Napoleon’s success not only provided an equal status to the island but it also provided French citizenship to prestigious nationalist exiles. These exiles returned from Britain with assembly’s approval and their return strengthened the nationalist faction’s position in the island but famous leaders like Paoli undermined Napoleon’s success in their return. Paoli became the leader of the Nationalist faction and was elected as the head of the Corsican government after his return. He approved Napoleon’s deeds and asserted that latter was resembling heroes of antiquity but he did not forget Carlo’s conversion to the loyalist faction and resented the Bonaparte family in general because of Carlo’s loyalism. Paoli’s negative attitude weakened the family’s position both in the nationalist faction and in the Corsican government. His family’s declined position and Paoli’s role in this decline disappointed Napoleon. His disappointment and disillusionment evolved to a rivalry with Paoli in time which made Bonapartes slowly drift away from the nationalist faction.

Napoleon returned to his post in the regular army in February 1791 and stayed in France until summer. He became a first lieutenant during this stay and received another furlough after assembly’s decision of forming additional national guard forces including four battalions in Corsica. He returned to Corsica and was elected as the second commander of one these battalions by kidnapping one of the electors. He lost his place in the regular army due to his abuse of furloughs after the election but his rank in the National Guards protected him from a total disaster.
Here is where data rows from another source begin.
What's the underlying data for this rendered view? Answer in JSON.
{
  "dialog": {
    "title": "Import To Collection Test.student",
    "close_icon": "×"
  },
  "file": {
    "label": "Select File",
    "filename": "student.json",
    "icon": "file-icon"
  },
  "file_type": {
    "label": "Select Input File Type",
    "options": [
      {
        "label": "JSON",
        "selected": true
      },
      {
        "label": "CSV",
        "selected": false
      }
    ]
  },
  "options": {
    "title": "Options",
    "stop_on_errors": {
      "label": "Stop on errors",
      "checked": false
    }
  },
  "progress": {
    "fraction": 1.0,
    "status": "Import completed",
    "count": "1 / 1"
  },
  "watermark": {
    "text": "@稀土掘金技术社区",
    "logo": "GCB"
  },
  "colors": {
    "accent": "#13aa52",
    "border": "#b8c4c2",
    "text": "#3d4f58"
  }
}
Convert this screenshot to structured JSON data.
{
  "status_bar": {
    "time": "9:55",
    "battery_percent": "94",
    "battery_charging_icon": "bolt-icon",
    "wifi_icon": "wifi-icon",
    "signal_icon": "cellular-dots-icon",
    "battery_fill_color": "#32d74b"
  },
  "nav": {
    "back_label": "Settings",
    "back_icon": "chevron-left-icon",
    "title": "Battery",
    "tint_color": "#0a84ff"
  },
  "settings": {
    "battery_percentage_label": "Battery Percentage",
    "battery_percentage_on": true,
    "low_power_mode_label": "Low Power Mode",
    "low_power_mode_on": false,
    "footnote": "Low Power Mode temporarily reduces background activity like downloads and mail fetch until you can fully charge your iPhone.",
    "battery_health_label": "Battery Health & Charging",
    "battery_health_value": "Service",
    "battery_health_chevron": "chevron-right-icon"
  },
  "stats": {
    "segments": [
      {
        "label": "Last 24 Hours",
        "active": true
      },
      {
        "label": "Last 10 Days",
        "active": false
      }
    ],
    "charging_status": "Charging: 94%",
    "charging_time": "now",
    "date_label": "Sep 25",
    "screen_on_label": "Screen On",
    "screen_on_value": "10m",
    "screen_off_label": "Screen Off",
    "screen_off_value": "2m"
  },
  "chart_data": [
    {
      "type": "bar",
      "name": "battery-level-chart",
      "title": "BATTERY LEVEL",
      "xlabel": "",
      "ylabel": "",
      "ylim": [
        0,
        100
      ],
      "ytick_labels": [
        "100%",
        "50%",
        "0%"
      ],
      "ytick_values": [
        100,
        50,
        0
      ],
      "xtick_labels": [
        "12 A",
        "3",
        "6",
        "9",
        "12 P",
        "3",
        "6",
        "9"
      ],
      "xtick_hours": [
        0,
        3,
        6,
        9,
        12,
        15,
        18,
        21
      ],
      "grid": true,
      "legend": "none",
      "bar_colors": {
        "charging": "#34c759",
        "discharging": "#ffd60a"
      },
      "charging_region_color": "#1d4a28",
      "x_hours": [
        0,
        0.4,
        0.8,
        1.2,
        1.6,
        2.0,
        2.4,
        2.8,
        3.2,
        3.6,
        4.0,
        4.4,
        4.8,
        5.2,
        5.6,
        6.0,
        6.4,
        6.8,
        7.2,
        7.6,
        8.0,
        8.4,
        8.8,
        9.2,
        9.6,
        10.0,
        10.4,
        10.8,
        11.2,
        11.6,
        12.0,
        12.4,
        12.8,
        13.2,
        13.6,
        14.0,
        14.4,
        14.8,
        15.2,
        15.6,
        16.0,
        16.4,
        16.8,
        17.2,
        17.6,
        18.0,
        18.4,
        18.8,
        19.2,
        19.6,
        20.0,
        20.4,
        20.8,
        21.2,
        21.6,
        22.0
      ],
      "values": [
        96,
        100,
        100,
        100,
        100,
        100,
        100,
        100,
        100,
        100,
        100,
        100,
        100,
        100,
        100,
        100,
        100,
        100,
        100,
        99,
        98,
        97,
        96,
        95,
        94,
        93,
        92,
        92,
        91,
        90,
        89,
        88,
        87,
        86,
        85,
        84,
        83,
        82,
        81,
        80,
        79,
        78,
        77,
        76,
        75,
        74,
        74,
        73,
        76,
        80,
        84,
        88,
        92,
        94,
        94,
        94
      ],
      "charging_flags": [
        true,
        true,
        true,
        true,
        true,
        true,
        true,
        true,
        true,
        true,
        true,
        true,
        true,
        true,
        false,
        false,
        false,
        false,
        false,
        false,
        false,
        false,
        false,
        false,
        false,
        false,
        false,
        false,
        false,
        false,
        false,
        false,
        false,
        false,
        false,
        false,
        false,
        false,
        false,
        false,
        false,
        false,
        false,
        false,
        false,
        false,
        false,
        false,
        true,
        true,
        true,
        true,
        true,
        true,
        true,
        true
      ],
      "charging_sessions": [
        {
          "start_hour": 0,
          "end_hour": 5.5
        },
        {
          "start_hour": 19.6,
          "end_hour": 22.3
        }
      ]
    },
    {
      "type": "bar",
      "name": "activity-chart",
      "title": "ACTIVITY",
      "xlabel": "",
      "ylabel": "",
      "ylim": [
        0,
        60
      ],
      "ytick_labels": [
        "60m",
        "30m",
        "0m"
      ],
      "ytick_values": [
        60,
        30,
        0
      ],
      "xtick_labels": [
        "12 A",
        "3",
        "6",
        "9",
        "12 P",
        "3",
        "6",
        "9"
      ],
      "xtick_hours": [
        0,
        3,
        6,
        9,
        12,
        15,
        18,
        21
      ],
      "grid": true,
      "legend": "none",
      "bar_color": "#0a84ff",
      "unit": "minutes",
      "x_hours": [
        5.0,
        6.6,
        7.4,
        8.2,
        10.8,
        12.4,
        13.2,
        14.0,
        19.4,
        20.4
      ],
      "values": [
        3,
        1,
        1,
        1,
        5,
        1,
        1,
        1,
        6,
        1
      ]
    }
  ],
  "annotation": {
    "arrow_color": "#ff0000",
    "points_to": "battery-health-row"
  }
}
Napoleon used his position in his battalion in order to try to capture the French citadel in Ajaccio during a riot but he failed to achieve his goal and his place in National Guard became compromised. Constitutionalist Paoli did not help republican Napoleon in his perilous situation and the latter was forced by his situation to go to France in order to regain his place in the regular army. Napoleon went to Paris and with help of his connections with Jacobins, he not only promoted to the rank of Captain in the regular army but he also retained his position in National Guards. Corsican Paoli’s enmity and French Jacobins’ help changed Napoleon’s political views and he became a loyalist like his father. He returned to Corsica after his promotion in order to prevent Paoli from liberating the island under British protection but he and other Jacobin leaders could not win popular support and Jacobins were expelled from Corsica by nationalists. Napoleon ceased to be a Corsican after this and began to see France as his new homeland. His change of identity affected both his plans for the future and France’s destiny.

Bibliography

Cronin, Vincent, Napoleon Bonaparte: An Intimate Biography, New York: William Morrow & Company Inc.,

1972.

Ludwig, Emil, Napoleon, (trans. Atakan Akçalı), İstanbul: Doruk Yayımcılık, 2010.

Rose, John Holland, The Life of Napoleon I, 2 volumes, London: G. Bell and Sons LTD., 1916.

Sloane, William Milligan, The Life of Napoleon Bonaparte, 4 volumes, Londra: The Times Book Club, 1911.